Hilary could have stamped with rage. Did the girl know anything, or didn’t she? She seemed impenetrably stupid, but you never could tell. And she couldn’t afford to stay here and perhaps be caught asking awkward questions. Whether the girl knew Alfred Mercer or not, it was very certain that Alfred Mercer would know Hilary Carew, and that blighted girl had left the door open when she came in. Hilary Carew had got to make herself scarce, and she’d got to look slippy about it.

She looked slippy, but she didn’t look slippy enough, for just as she got to the end of the passage and had her hand on the outer door, Alfred Mercer came walking briskly back by the way he had gone. Hilary looked sideways and saw him, and with the same movement she pulled the door towards her and slipped out.

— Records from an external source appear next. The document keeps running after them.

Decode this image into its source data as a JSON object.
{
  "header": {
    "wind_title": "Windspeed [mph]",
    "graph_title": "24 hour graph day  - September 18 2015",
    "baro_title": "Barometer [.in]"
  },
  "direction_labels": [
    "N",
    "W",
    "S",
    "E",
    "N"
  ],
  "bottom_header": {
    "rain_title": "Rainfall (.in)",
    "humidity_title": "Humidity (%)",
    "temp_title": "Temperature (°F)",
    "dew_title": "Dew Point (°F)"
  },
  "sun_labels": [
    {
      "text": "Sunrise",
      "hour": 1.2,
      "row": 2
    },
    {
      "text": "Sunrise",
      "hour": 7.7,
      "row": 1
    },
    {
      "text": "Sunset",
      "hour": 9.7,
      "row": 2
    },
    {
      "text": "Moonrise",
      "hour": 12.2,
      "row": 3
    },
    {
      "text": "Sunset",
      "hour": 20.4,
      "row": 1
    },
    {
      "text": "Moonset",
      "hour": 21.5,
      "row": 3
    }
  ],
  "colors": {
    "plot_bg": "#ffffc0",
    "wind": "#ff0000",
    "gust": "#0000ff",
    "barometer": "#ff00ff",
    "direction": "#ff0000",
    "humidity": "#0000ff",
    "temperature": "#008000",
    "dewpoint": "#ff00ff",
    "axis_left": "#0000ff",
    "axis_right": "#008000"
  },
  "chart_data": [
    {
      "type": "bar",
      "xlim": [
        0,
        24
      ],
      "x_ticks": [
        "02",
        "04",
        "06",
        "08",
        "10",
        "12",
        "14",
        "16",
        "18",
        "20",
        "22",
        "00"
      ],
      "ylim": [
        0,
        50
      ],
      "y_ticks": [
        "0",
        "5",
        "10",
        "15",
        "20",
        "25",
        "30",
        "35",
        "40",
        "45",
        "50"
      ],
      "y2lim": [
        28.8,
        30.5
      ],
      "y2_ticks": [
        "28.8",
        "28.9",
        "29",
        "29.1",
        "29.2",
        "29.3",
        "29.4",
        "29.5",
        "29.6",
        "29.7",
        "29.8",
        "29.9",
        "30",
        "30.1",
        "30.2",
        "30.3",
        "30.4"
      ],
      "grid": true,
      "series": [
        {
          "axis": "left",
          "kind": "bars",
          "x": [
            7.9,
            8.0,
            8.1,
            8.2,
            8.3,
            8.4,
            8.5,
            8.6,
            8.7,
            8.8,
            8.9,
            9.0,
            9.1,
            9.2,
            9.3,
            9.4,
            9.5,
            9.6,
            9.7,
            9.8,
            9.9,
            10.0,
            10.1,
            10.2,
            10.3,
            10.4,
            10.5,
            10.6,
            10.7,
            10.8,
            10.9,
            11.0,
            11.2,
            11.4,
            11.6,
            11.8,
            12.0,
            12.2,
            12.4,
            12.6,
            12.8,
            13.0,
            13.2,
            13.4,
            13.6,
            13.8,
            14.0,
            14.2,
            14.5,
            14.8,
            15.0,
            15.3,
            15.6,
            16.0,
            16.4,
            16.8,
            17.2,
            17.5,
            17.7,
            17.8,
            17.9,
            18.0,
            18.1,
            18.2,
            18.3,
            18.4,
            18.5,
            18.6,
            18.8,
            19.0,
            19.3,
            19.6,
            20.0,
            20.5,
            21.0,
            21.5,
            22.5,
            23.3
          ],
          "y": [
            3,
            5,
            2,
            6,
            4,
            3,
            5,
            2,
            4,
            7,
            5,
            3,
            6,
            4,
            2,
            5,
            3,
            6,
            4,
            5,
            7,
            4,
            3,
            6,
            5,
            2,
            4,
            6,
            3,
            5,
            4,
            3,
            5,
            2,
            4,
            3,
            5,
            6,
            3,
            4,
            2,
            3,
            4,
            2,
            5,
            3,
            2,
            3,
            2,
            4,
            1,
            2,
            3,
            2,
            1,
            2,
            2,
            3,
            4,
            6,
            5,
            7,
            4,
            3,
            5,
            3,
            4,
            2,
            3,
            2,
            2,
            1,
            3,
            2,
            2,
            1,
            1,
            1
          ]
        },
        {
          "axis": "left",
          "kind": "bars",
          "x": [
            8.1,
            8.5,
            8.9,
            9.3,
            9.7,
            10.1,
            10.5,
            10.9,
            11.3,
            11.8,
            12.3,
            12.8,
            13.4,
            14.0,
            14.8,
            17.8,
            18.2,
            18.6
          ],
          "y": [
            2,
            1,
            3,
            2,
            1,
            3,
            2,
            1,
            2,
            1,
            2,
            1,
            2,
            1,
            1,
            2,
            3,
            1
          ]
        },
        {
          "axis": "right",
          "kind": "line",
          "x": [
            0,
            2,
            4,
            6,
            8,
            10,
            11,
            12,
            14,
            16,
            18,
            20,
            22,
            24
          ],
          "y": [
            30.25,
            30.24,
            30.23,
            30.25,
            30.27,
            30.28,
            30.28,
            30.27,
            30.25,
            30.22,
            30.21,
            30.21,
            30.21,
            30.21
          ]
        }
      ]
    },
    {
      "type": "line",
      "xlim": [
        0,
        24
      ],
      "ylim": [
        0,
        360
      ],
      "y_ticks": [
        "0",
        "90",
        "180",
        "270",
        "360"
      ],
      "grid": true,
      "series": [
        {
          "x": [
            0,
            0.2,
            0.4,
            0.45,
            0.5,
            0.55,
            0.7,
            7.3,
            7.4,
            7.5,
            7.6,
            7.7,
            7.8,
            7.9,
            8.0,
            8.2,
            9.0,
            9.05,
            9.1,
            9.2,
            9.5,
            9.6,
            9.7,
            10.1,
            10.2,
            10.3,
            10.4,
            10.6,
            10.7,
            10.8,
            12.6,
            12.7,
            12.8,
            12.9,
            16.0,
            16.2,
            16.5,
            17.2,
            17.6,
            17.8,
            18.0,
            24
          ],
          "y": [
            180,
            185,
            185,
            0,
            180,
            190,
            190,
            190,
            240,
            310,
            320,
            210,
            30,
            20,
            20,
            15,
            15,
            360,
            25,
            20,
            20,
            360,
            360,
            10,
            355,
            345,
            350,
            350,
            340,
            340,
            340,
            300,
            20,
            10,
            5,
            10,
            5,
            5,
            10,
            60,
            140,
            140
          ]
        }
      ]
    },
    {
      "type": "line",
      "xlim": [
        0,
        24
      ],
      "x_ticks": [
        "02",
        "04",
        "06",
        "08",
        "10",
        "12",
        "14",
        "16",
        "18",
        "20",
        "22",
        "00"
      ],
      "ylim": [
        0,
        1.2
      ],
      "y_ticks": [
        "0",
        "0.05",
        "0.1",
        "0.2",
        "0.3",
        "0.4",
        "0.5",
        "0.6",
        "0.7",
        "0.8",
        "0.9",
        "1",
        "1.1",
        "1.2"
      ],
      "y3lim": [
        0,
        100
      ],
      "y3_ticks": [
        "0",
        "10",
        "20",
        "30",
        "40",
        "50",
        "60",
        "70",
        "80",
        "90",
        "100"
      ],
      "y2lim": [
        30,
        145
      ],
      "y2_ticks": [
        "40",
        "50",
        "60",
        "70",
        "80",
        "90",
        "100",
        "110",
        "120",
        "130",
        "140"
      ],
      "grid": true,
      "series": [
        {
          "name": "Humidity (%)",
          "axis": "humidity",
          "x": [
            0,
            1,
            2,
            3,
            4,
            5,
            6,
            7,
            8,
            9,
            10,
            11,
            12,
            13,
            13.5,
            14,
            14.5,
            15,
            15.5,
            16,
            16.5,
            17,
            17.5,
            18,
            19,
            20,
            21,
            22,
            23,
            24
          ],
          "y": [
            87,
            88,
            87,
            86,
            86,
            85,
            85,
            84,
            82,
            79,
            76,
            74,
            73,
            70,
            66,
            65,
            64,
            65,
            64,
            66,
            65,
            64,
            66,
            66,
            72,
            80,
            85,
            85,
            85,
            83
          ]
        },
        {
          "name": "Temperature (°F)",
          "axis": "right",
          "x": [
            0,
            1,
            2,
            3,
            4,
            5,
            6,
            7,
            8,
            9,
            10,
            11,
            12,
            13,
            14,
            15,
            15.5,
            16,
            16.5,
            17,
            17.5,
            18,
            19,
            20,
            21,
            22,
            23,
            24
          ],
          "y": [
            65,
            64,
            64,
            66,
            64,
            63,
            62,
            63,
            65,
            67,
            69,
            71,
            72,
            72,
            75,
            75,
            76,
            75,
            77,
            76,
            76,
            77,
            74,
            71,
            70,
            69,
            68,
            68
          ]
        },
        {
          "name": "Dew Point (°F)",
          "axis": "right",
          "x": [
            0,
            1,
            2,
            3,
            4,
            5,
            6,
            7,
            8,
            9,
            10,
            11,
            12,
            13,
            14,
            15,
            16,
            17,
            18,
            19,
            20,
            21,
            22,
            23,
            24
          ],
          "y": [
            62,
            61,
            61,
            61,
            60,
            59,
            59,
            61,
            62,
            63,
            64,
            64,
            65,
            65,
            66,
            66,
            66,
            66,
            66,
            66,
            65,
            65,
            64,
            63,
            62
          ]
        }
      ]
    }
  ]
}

There was a recessed porch and some steps. Her bicycle was leaning against the steps, but someone had knocked it down and she had to pick it up. She was very, very quick about it. One moment she was groping for the bicycle, and the next she was wobbling out on to the road and leaning forward to reach the electric lamp and switch it on. Nothing seemed to happen when she did this. It wasn’t as dark as it was going to be later on, but it was quite dark enough, and there was quite a lot of fog. It was her own fault for stopping to have tea, but there comes a point when you care more about having your tea than about doing what you ought to do, and Hilary had reached that point. She now used some bitter expressions about the shock-headed young man who had sent her out on a foggy afternoon with a lamp which had probably died last winter.

When she had gone a few hundred yards and had nearly run into a ditch because the road turned off sharp to the right and the bicycle kept straight on, she got off and had a look at the lamp. Not a glimmer. She shook it, poked it, opened it, and closed it again with an exasperated bang. A beautiful bright beam of light instantly disclosed the fact that she had somehow got into a field. She got back on to the road, mounted, and began to ride as fast as the fog would let her in the direction of Ledlington, hoping passionately that Alfred Mercer hadn’t got a bicycle, too. She felt tolerably sure that he wouldn’t have a car, but he might have a bicycle. And then the voice of common sense, speaking in a very faint and unconvincing manner, enquired why on earth Alfred Mercer should want to follow her. He had already told her about two hundred times that his wife was out of her mind Common sense was of the opinion that this should suffice him. Something that wasn’t common sense kept urging in a low and horrid whisper, ‘Ride, Hilary – ride for your life! He’s coming after you – he’s coming now!’